Konflik horizontal terjadi seiring pendatang yang masuk ke lahan bermasalah tersebut.
REPUBLIKA.CO.ID, Sudah tak terhitung darah dan nyawa manusia tumpah di lahan Register (hutan negara) 45, Sungai Buaya, Kabupaten Mesuji, Lampung. Lahan 'sengketa' ribuan hektare (ha) tersebut terus diperebutkan antara klaim pemilik tanah ulayat, perambah, dan juga perusahaan perkebunan.
Setelah kasus bentrok fisik yang menimbulkan korban jiwa manusia pada 2011, konflik horizontal di sana terus berlanjut. Para Rabu (17/7) lalu, tiga orang warga meninggal, enam orang luka kritis, dan empat orang luka ringan akibat sabetan senjata tajam dalam bentrok antarkampung di lahan Register 45 Sungai Buaya Mesuji.
Bentrok fisik melibatkan kedua kelompok warga yang menempati lahan Register 45 tersebut yakni Warga Desa Mekar Jaya Abadi dan Warga Pematang Panggang (Mesuji Raya). Korban meninggal dari warga Mekar Jaya Abadi. Sedangkan korban luka-luka dilarikan ke RS Bhayangkara Bandar Lampung.
Sebanyak 500 personel Brimob Polda Lampung dibantu TNI telah memblokade dan melakukan penyisiran di lokasi bentrok, Rabu malam hingga Kamis (18/7) siang. Penempatan personel untuk mengantisipasi dan menghalau adanya aksi balas dendam pascameninggalkan warga dalam bentrok kedua kubu tersebut.
Kabid Humas Polda Lampung Kombes Pol Zahwani Pandra Arsyad mengatakan, situasi dan kondisi pascabentrok antarkampung di lahan Register 45 Mesuji sudah kondusif. Meski demikian, kata dia, 500 aparat Brimob Polda Lampung dibantu TNI masih berjaga dan bersiaga, kemungkinan terjadi aksi susulan.
"Jadi, data terakhir tiga orang meninggal dan 10 orang warga luka berat dan ringan. Yang meninggak inisial B, J, dan R. Sedangkan yang luka masih dirawat di Rumah Sakit Bhayangkara," kata Kombes Pol Zahwani Pandra Arsyad kepada Republika.co.id, Kamis (18/7).
Identitas korban meninggal dan luka-luka masih disimpan, untuk meredam aksi balas dendam. Aparat masih melakukan upaya mediasi bersama tokoh masyarakat dan tokoh agama setempat, agar bentrok tidak berlanjut lagi.
Perambah Berdatangan
Lahan ‘berdarah’ di Register 45 masih menyisakan luka lama. Konflik horizontal terus terjadi, seiring pendatang asal berbagai daerah di Lampung dan luar Lampung berdatangan di lahan "masalah" tersebut. Warga mencari mata pencarian dengan mendirikan tenda, gubuk, dan juga rumah permanen untuk kehidupan.

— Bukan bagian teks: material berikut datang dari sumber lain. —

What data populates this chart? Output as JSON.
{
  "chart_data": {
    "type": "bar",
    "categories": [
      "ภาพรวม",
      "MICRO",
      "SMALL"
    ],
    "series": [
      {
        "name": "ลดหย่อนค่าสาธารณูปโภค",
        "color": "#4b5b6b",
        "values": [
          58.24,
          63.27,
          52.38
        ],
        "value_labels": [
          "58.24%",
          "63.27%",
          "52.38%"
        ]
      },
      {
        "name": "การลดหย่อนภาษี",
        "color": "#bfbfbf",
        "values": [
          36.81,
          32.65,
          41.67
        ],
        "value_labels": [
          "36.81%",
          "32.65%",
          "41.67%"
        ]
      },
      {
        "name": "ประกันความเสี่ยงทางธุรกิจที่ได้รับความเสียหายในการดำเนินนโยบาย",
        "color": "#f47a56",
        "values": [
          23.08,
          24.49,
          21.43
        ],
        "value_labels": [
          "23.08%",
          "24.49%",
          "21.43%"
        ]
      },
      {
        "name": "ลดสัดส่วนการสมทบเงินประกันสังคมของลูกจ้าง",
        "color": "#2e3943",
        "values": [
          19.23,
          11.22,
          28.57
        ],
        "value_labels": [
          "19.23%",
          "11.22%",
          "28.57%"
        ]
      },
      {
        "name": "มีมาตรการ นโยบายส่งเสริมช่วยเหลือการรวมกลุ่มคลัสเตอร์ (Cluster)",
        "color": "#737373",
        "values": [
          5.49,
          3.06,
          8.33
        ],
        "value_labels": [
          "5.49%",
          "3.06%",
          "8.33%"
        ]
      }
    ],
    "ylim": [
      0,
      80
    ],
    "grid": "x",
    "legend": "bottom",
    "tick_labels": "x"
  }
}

Kedatangan warga tanpa identitas jelas tersebut tak terbendung oleh pemerintah daerah dan pusat. Data Yayasan Bimbingan Mandiri (Yabima) menyebutkan, eksodus warga ke lahan Register 45 tersebut disinyalir ada yang menggerakkan.
Menurut Ketua Yabima, Sugiyanto, tidak adanya petugas di tempat itu, membuat warga tak dikenal bebas masuk dan tidak dapat dicegah.
Baca juga, Polda Lampung Melakukan Mediasi Bentrok Antarwarga Mesuji.
Yabima mendedikasikan aktivitas sosial pendampingan warga kawasan Register 45 sejak 1994. Waktu itu, hanya beberapa ratus kepala keluarga (KK) yang mendiami hutan tersebut. Sejak kasus Mesuji mencuat secara nasional pada 2012, Yabima mencatat sudah 10 ribu KK pedatang masuk Register 45. Warga tersebut tersebar di beberapa kampung yakni Moro Moro, Tugu Roda, Brabasan, dan Pekat Jaya.
Warga yang masuk kawasan tersebut mendirikan tenda untuk berteduh. Di Kampung Tugu Roda tadinya 150 KK, tak berapa lama bertambah menjadi 440 KK, dan membengkak menjadi 834 KK. Jumlah ini semakin meningkat hingga kini, lantaran tidak ada halangan pendatang masuk.